Otra paradoja, en palabras de Ramos Vázquez, dado que "España es uno de los estados europeos que menos castiga el escarnio de las creencias religiosas":

No sólo muchos Estados de nuestro entorno geográfico recogen en sus leyes penales la figura del escarnio, sino que, en la inmensa mayoría de casos, lo castigan con pena de prisión (...) Así, por ejemplo, lo hacen los Códigos penales de Alemania (pena de hasta 3 años de prisión) , Austria (pena privativa de libertad de hasta 6 meses) , Dinamarca (pena de prisión de hasta 4 meses ), Finlandia (pena de hasta 6 meses de prisión) o Portugal (pena privativa de libertad de hasta 1 año).

Futuro.
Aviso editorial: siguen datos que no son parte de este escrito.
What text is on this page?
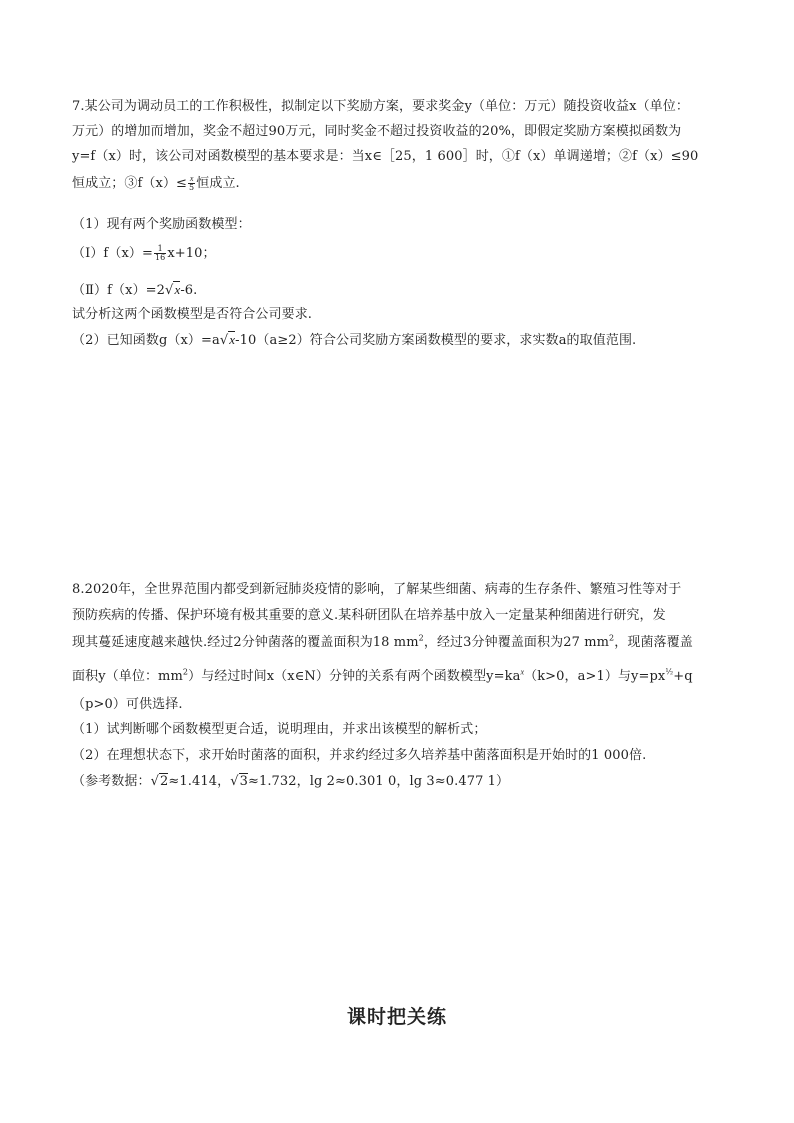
7.某公司为调动员工的工作积极性，拟制定以下奖励方案，要求奖金y（单位：万元）随投资收益x（单位：
万元）的增加而增加，奖金不超过90万元，同时奖金不超过投资收益的20%，即假定奖励方案模拟函数为
y=f（x）时，该公司对函数模型的基本要求是：当x∈［25，1 600］时，①f（x）单调递增；②f（x）≤90
恒成立；③f（x）≤ $\frac{x}{5}$ 恒成立.
（1）现有两个奖励函数模型：
（Ⅰ）f（x）= $\frac{1}{16} x+10$；
（Ⅱ）f（x）=2√x-6.
试分析这两个函数模型是否符合公司要求.
（2）已知函数g（x）=a√x-10（a≥2）符合公司奖励方案函数模型的要求，求实数a的取值范围.
8.2020年，全世界范围内都受到新冠肺炎疫情的影响，了解某些细菌、病毒的生存条件、繁殖习性等对于
预防疾病的传播、保护环境有极其重要的意义.某科研团队在培养基中放入一定量某种细菌进行研究，发
现其蔓延速度越来越快.经过2分钟菌落的覆盖面积为18 $mm^2$，经过3分钟覆盖面积为27 $mm^2$，现菌落覆盖
面积y（单位：$mm^2$）与经过时间x（x∈N）分钟的关系有两个函数模型$y=ka^x(k>0$，a>1）与$y=px^{\frac{1}{2}}+q$
（p>0）可供选择.
（1）试判断哪个函数模型更合适，说明理由，并求出该模型的解析式；
（2）在理想状态下，求开始时菌落的面积，并求约经过多久培养基中菌落面积是开始时的1 000倍.
（参考数据：√2≈1.414，√3≈1.732，lg 2≈0.301 0，lg 3≈0.477 1）
课时把关练
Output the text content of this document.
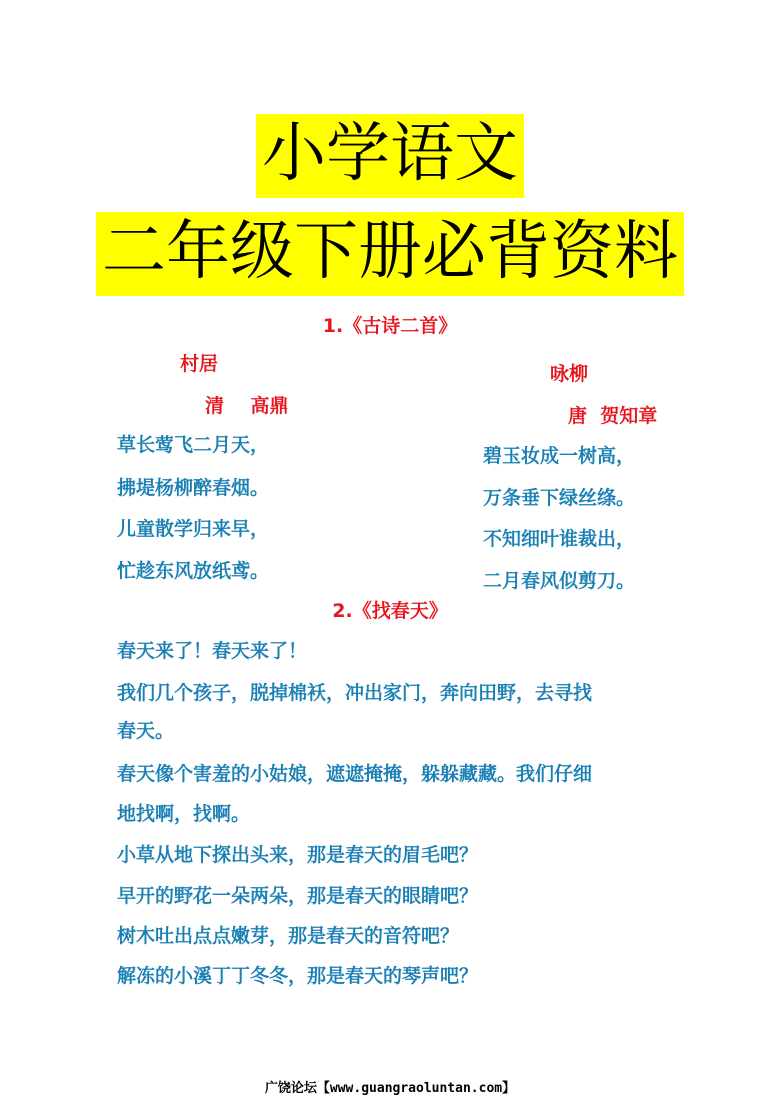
小学语文
二年级下册必背资料
1.《古诗二首》
村居
清    高鼎
草长莺飞二月天，
拂堤杨柳醉春烟。
儿童散学归来早，
忙趁东风放纸鸢。
咏柳
唐  贺知章
碧玉妆成一树高，
万条垂下绿丝绦。
不知细叶谁裁出，
二月春风似剪刀。
2.《找春天》
春天来了！春天来了！
我们几个孩子，脱掉棉袄，冲出家门，奔向田野，去寻找
春天。
春天像个害羞的小姑娘，遮遮掩掩，躲躲藏藏。我们仔细
地找啊，找啊。
小草从地下探出头来，那是春天的眉毛吧？
早开的野花一朵两朵，那是春天的眼睛吧？
树木吐出点点嫩芽，那是春天的音符吧？
解冻的小溪丁丁冬冬，那是春天的琴声吧？
广饶论坛【www.guangraoluntan.com】
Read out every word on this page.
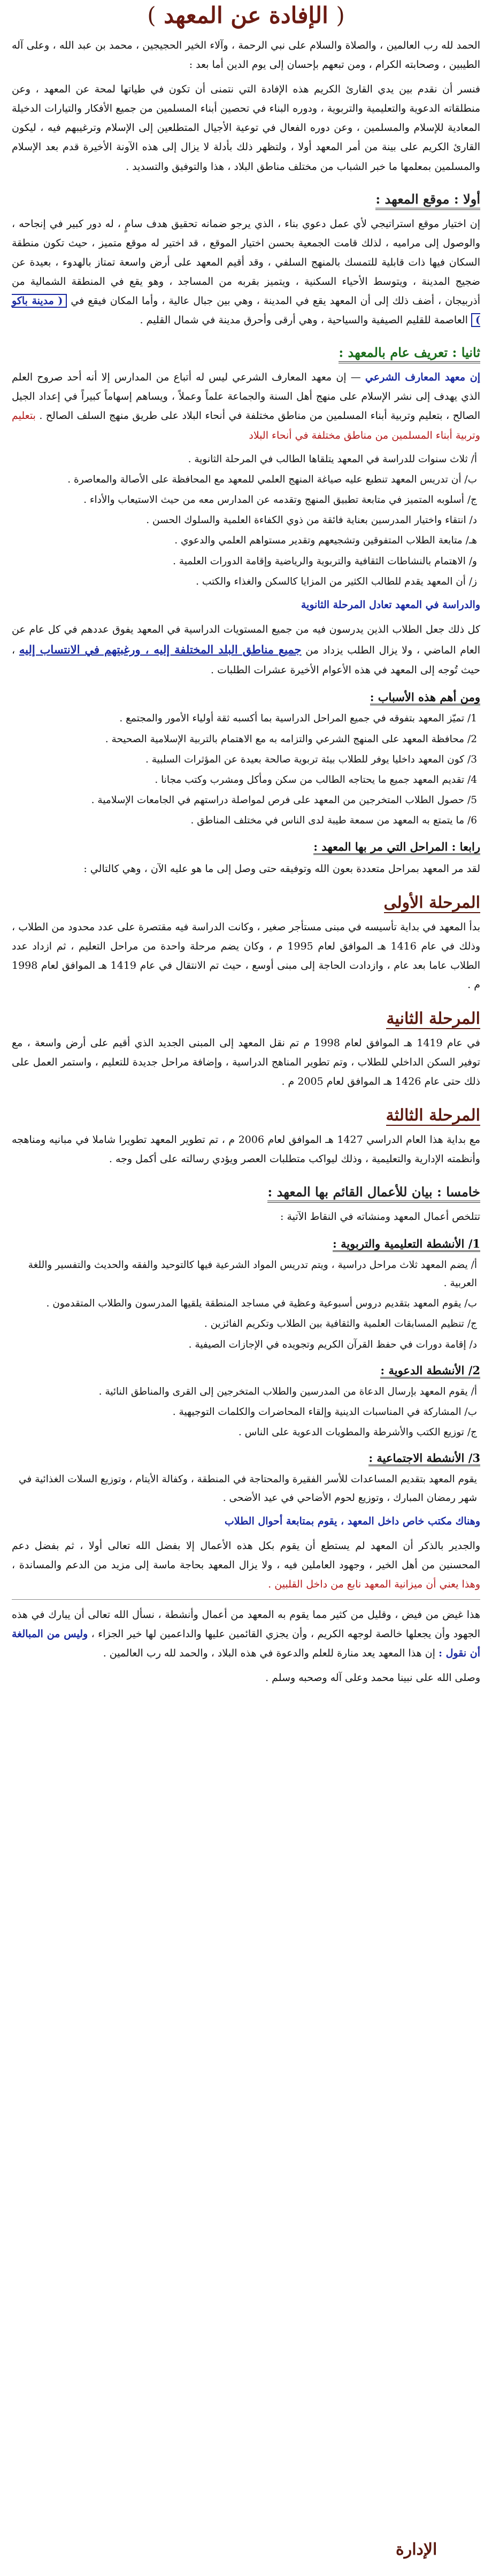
( الإفادة عن المعهد )

الحمد لله رب العالمين ، والصلاة والسلام على نبي الرحمة ، وآلاء الخير الحجيجين ، محمد بن عبد الله ، وعلى آله الطيبين ، وصحابته الكرام ، ومن تبعهم بإحسان إلى يوم الدين أما بعد :

فنسر أن نقدم بين يدي القارئ الكريم هذه الإفادة التي نتمنى أن تكون في طياتها لمحة عن المعهد ، وعن منطلقاته الدعوية والتعليمية والتربوية ، ودوره البناء في تحصين أبناء المسلمين من جميع الأفكار والتيارات الدخيلة المعادية للإسلام والمسلمين ، وعن دوره الفعال في توعية الأجيال المتطلعين إلى الإسلام وترغيبهم فيه ، ليكون القارئ الكريم على بينة من أمر المعهد أولا ، ولتظهر ذلك بأدلة لا يزال إلى هذه الآونة الأخيرة قدم بعد الإسلام والمسلمين بمعلمها ما خبر الشباب من مختلف مناطق البلاد ، هذا والتوفيق والتسديد .

أولا : موقع المعهد :

إن اختيار موقع استراتيجي لأي عمل دعوي بناء ، الذي يرجو ضمانه تحقيق هدف سامٍ ، له دور كبير في إنجاحه ، والوصول إلى مراميه ، لذلك قامت الجمعية بحسن اختيار الموقع ، قد اختير له موقع متميز ، حيث تكون منطقة السكان فيها ذات قابلية للتمسك بالمنهج السلفي ، وقد أقيم المعهد على أرض واسعة تمتاز بالهدوء ، بعيدة عن ضجيج المدينة ، ويتوسط الأحياء السكنية ، ويتميز بقربه من المساجد ، وهو يقع في المنطقة الشمالية من أذربيجان ، أضف ذلك إلى أن المعهد يقع في المدينة ، وهي بين جبال عالية ، وأما المكان فيقع في ( مدينة باكو ) العاصمة للقليم الصيفية والسياحية ، وهي أرقى وأحرق مدينة في شمال القليم .

ثانيا : تعريف عام بالمعهد :

إن معهد المعارف الشرعي — إن معهد المعارف الشرعي ليس له أتباع من المدارس إلا أنه أحد صروح العلم الذي يهدف إلى نشر الإسلام على منهج أهل السنة والجماعة علماً وعملاً ، ويساهم إسهاماً كبيراً في إعداد الجيل الصالح ، بتعليم وتربية أبناء المسلمين من مناطق مختلفة في أنحاء البلاد على طريق منهج السلف الصالح . بتعليم وتربية أبناء المسلمين من مناطق مختلفة في أنحاء البلاد

أ/ ثلاث سنوات للدراسة في المعهد يتلقاها الطالب في المرحلة الثانوية .
ب/ أن تدريس المعهد تنطبع عليه صياغة المنهج العلمي للمعهد مع المحافظة على الأصالة والمعاصرة .
ج/ أسلوبه المتميز في متابعة تطبيق المنهج وتقدمه عن المدارس معه من حيث الاستيعاب والأداء .
د/ انتقاء واختيار المدرسين بعناية فائقة من ذوي الكفاءة العلمية والسلوك الحسن .
هـ/ متابعة الطلاب المتفوقين وتشجيعهم وتقدير مستواهم العلمي والدعوي .
و/ الاهتمام بالنشاطات الثقافية والتربوية والرياضية وإقامة الدورات العلمية .
ز/ أن المعهد يقدم للطالب الكثير من المزايا كالسكن والغذاء والكتب .

والدراسة في المعهد تعادل المرحلة الثانوية

كل ذلك جعل الطلاب الذين يدرسون فيه من جميع المستويات الدراسية في المعهد يفوق عددهم في كل عام عن العام الماضي ، ولا يزال الطلب يزداد من جميع مناطق البلد المختلفة إليه ، ورغبتهم في الانتساب إليه ، حيث تُوجه إلى المعهد في هذه الأعوام الأخيرة عشرات الطلبات .

ومن أهم هذه الأسباب :
1/ تميّز المعهد بتفوقه في جميع المراحل الدراسية بما أكسبه ثقة أولياء الأمور والمجتمع .
2/ محافظة المعهد على المنهج الشرعي والتزامه به مع الاهتمام بالتربية الإسلامية الصحيحة .
3/ كون المعهد داخليا يوفر للطلاب بيئة تربوية صالحة بعيدة عن المؤثرات السلبية .
4/ تقديم المعهد جميع ما يحتاجه الطالب من سكن ومأكل ومشرب وكتب مجانا .
5/ حصول الطلاب المتخرجين من المعهد على فرص لمواصلة دراستهم في الجامعات الإسلامية .
6/ ما يتمتع به المعهد من سمعة طيبة لدى الناس في مختلف المناطق .
رابعا : المراحل التي مر بها المعهد :

لقد مر المعهد بمراحل متعددة بعون الله وتوفيقه حتى وصل إلى ما هو عليه الآن ، وهي كالتالي :

المرحلة الأولى

بدأ المعهد في بداية تأسيسه في مبنى مستأجر صغير ، وكانت الدراسة فيه مقتصرة على عدد محدود من الطلاب ، وذلك في عام 1416 هـ الموافق لعام 1995 م ، وكان يضم مرحلة واحدة من مراحل التعليم ، ثم ازداد عدد الطلاب عاما بعد عام ، وازدادت الحاجة إلى مبنى أوسع ، حيث تم الانتقال في عام 1419 هـ الموافق لعام 1998 م .

المرحلة الثانية

في عام 1419 هـ الموافق لعام 1998 م تم نقل المعهد إلى المبنى الجديد الذي أقيم على أرض واسعة ، مع توفير السكن الداخلي للطلاب ، وتم تطوير المناهج الدراسية ، وإضافة مراحل جديدة للتعليم ، واستمر العمل على ذلك حتى عام 1426 هـ الموافق لعام 2005 م .

المرحلة الثالثة

مع بداية هذا العام الدراسي 1427 هـ الموافق لعام 2006 م ، تم تطوير المعهد تطويرا شاملا في مبانيه ومناهجه وأنظمته الإدارية والتعليمية ، وذلك ليواكب متطلبات العصر ويؤدي رسالته على أكمل وجه .

خامسا : بيان للأعمال القائم بها المعهد :

تتلخص أعمال المعهد ومنشاته في النقاط الآتية :

1/ الأنشطة التعليمية والتربوية :
أ/ يضم المعهد ثلاث مراحل دراسية ، ويتم تدريس المواد الشرعية فيها كالتوحيد والفقه والحديث والتفسير واللغة العربية .
ب/ يقوم المعهد بتقديم دروس أسبوعية وعظية في مساجد المنطقة يلقيها المدرسون والطلاب المتقدمون .
ج/ تنظيم المسابقات العلمية والثقافية بين الطلاب وتكريم الفائزين .
د/ إقامة دورات في حفظ القرآن الكريم وتجويده في الإجازات الصيفية .
2/ الأنشطة الدعوية :
أ/ يقوم المعهد بإرسال الدعاة من المدرسين والطلاب المتخرجين إلى القرى والمناطق النائية .
ب/ المشاركة في المناسبات الدينية وإلقاء المحاضرات والكلمات التوجيهية .
ج/ توزيع الكتب والأشرطة والمطويات الدعوية على الناس .
3/ الأنشطة الاجتماعية :
يقوم المعهد بتقديم المساعدات للأسر الفقيرة والمحتاجة في المنطقة ، وكفالة الأيتام ، وتوزيع السلات الغذائية في شهر رمضان المبارك ، وتوزيع لحوم الأضاحي في عيد الأضحى .

وهناك مكتب خاص داخل المعهد ، يقوم بمتابعة أحوال الطلاب

والجدير بالذكر أن المعهد لم يستطع أن يقوم بكل هذه الأعمال إلا بفضل الله تعالى أولا ، ثم بفضل دعم المحسنين من أهل الخير ، وجهود العاملين فيه ، ولا يزال المعهد بحاجة ماسة إلى مزيد من الدعم والمساندة ، وهذا يعني أن ميزانية المعهد نابع من داخل القلبين .

هذا غيض من فيض ، وقليل من كثير مما يقوم به المعهد من أعمال وأنشطة ، نسأل الله تعالى أن يبارك في هذه الجهود وأن يجعلها خالصة لوجهه الكريم ، وأن يجزي القائمين عليها والداعمين لها خير الجزاء ، وليس من المبالغة أن نقول : إن هذا المعهد يعد منارة للعلم والدعوة في هذه البلاد ، والحمد لله رب العالمين .

وصلى الله على نبينا محمد وعلى آله وصحبه وسلم .

الإدارة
El creciente número de procesamientos por ofensas a los sentimientos religiosos, desde Javier Krahe hasta Willy Toledo, pasando por Rita Maestre o la Procesión del Coño Insumiso, ha puesto al artículo 525 en la picota. En especial, como otros juristas han analizado, por "la especial dificultad que refleja la aplicación de este delito en la praxis". De ahí que Unidas Podemos y PSOE se planteen reformarlo.

Aunque veinticinco años atrás aprobaran un Código Penal con ese mismo artículo.